Protection required: Lithium ion cells and batteries are not as robust as some other rechargeable technologies. They require protection from being over charged and discharged too far. In addition to this, they need to have the current maintained within safe limits. Accordingly one lithium ion battery disadvantage is that they require protection circuitry incorporated to ensure they are kept within their safe operating limits. Fortunately with modern integrated circuit technology, this can be relatively easily incorporated into the battery, or within the equipment if the battery is not interchangeable. Incorporation of the battery management circuitry enables li-ion batteries to be used without any special knowledge. They can be left on charge and after the battery is fully charged the charger will cut the supply to it.
Ageing : One of the major lithium ion battery disadvantages for consumer electronics is that lithium ion batteries suffer from ageing. Not only is this time or calendar dependent, but it is also dependent upon the number of charge discharge cycles that the battery has undergone. Often batteries will only be able to withstand 500 – 1000 charge discharge cycles before their capacity falls. With the development of li-ion technology, this figure is increasing, but after a while batteries may need replacing and this can be an issue if they are embedded in the equipment. When a typical consumer lithium cobalt oxide, LCO battery or cell needs to be stored it should be partially charged – around 40% to 50% and kept in a cool storage area.
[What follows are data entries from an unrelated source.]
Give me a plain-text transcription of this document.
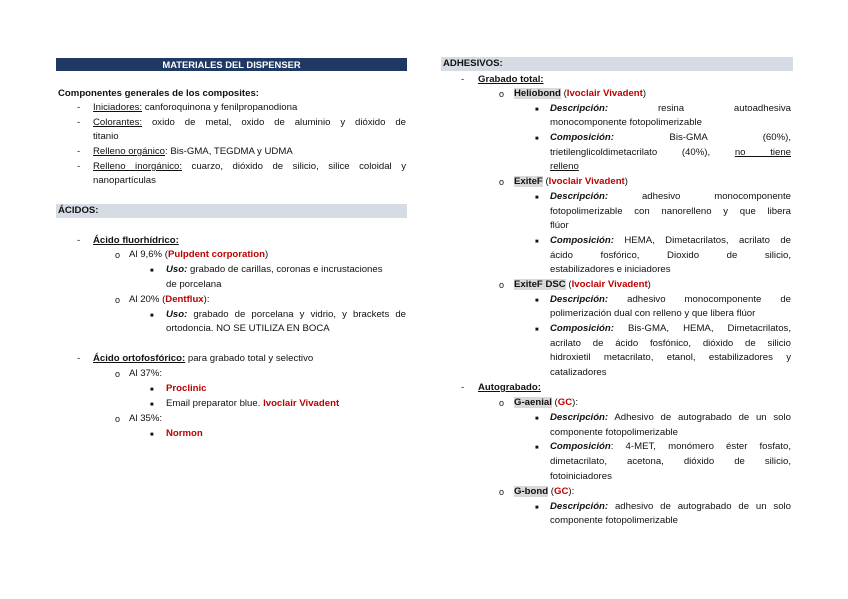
MATERIALES DEL DISPENSER
Componentes generales de los composites:
- Iniciadores: canforoquinona y fenilpropanodiona
- Colorantes: oxido de metal, oxido de aluminio y dióxido de
titanio
- Relleno orgánico: Bis-GMA, TEGDMA y UDMA
- Relleno inorgánico: cuarzo, dióxido de silicio, silice coloidal y
nanopartículas
ÁCIDOS:
- Ácido fluorhídrico:
o Al 9,6% (Pulpdent corporation)
■ Uso: grabado de carillas, coronas e incrustaciones
de porcelana
o Al 20% (Dentflux):
■ Uso: grabado de porcelana y vidrio, y brackets de
ortodoncia. NO SE UTILIZA EN BOCA
- Ácido ortofosfórico: para grabado total y selectivo
o Al 37%:
■ Proclinic
■ Email preparator blue. Ivoclair Vivadent
o Al 35%:
■ Normon
ADHESIVOS:
- Grabado total:
o Heliobond (Ivoclair Vivadent)
■ Descripción:	resina	autoadhesiva
monocomponente fotopolimerizable
■ Composición:	Bis-GMA	(60%),
trietilenglicoldimetacrilato (40%),	no tiene
relleno
o ExiteF (Ivoclair Vivadent)
■ Descripción:	adhesivo monocomponente
fotopolimerizable con nanorelleno y que libera
flúor
■ Composición: HEMA, Dimetacrilatos, acrilato de
ácido fosfórico, Dioxido de silicio,
estabilizadores e iniciadores
o ExiteF DSC (Ivoclair Vivadent)
■ Descripción: adhesivo monocomponente de
polimerización dual con relleno y que libera flúor
■ Composición: Bis-GMA, HEMA, Dimetacrilatos,
acrilato de ácido fosfónico, dióxido de silicio
hidroxietil metacrilato, etanol, estabilizadores y
catalizadores
- Autograbado:
o G-aenial (GC):
■ Descripción: Adhesivo de autograbado de un solo
componente fotopolimerizable
■ Composición: 4-MET, monómero éster fosfato,
dimetacrilato, acetona, dióxido de silicio,
fotoiniciadores
o G-bond (GC):
■ Descripción: adhesivo de autograbado de un solo
componente fotopolimerizable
Storage under these conditions will help increase the life.
Transportation: This li-ion battery disadvantage has come to the fore in recent years. Many airlines limit the number of lithium ion batteries they take, and this means their transportation is limited to ships. For air travellers, lithium ion batteries often need to be in carry-on luggage, although with the security position, this may change from time to time. But the number of batteries may be limited. Any lithium ion battieries carried separately must be protected against short circuits by protective covers, etc.
Cost: A major lithium ion battery disadvantage is their cost. Typically they are around 40% more costly to manufacture than Nickel cadmium cells. This is a major factor when considering their use in mass produced consumer items where any additional costs are a major issue.
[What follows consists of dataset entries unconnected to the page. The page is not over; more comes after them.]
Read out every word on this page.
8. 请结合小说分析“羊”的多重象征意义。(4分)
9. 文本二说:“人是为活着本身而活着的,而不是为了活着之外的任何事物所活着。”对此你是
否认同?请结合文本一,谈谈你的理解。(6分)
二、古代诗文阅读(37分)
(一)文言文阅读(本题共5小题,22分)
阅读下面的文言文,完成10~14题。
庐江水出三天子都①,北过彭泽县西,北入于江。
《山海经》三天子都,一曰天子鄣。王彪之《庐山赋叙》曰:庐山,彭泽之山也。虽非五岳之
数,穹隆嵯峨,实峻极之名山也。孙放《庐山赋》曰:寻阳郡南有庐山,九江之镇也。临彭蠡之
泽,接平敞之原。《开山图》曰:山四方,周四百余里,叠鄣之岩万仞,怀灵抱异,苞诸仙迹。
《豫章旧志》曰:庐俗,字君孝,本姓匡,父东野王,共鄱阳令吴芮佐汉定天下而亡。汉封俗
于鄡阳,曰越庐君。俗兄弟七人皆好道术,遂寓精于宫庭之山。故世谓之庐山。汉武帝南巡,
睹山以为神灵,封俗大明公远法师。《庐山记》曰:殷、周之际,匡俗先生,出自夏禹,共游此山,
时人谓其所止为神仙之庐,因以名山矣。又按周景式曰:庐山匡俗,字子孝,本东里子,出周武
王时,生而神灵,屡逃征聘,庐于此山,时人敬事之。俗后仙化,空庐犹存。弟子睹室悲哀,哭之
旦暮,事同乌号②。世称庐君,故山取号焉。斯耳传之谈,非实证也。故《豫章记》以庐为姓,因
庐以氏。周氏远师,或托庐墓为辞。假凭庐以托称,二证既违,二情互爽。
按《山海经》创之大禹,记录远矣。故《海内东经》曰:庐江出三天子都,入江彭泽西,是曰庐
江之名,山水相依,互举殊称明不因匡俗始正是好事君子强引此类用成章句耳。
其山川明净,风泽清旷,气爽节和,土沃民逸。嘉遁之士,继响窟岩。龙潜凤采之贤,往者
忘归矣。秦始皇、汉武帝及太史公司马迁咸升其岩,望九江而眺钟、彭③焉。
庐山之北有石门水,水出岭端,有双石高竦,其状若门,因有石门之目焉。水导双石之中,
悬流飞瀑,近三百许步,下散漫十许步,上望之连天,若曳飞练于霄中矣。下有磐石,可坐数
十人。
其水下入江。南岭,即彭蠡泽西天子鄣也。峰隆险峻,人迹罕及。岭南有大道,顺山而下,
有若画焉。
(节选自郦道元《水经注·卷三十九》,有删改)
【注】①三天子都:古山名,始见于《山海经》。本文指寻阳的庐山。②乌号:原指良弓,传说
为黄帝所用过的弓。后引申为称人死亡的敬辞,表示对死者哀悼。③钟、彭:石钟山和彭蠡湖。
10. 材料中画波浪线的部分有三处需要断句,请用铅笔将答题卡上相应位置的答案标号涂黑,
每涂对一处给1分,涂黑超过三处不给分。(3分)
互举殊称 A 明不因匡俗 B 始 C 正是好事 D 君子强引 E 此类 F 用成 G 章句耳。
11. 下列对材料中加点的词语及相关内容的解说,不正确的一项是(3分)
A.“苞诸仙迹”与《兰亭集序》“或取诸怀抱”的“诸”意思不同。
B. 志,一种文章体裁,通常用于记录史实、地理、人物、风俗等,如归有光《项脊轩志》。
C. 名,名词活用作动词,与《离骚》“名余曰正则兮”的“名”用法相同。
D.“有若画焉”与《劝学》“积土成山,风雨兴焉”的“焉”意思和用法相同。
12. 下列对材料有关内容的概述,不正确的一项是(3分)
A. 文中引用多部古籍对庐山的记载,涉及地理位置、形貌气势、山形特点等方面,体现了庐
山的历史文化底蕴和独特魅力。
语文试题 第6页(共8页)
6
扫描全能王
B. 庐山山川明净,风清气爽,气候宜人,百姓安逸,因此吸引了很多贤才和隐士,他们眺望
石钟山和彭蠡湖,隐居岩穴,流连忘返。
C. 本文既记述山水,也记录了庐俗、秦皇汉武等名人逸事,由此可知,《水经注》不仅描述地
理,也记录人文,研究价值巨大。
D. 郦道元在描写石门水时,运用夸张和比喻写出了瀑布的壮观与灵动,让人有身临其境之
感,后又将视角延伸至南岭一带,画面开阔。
Immature technology: Although lithium ion batteries have been available for many years, it can still be considered an immature technology by some as it is very much a developing area. This can be a disadvantage in terms of the fact that the technology does not remain constant. However as new lithium ion technologies are being developed all the time, it can also be an advantage as better solutions are coming available.

1.6 SIGNIFICANCE OF THE STUDY

The most important of this work is that it discusses the challenges of the design and production of lithium battery and at the same times provide solution to the challenges in other to increase the production rate of the battery.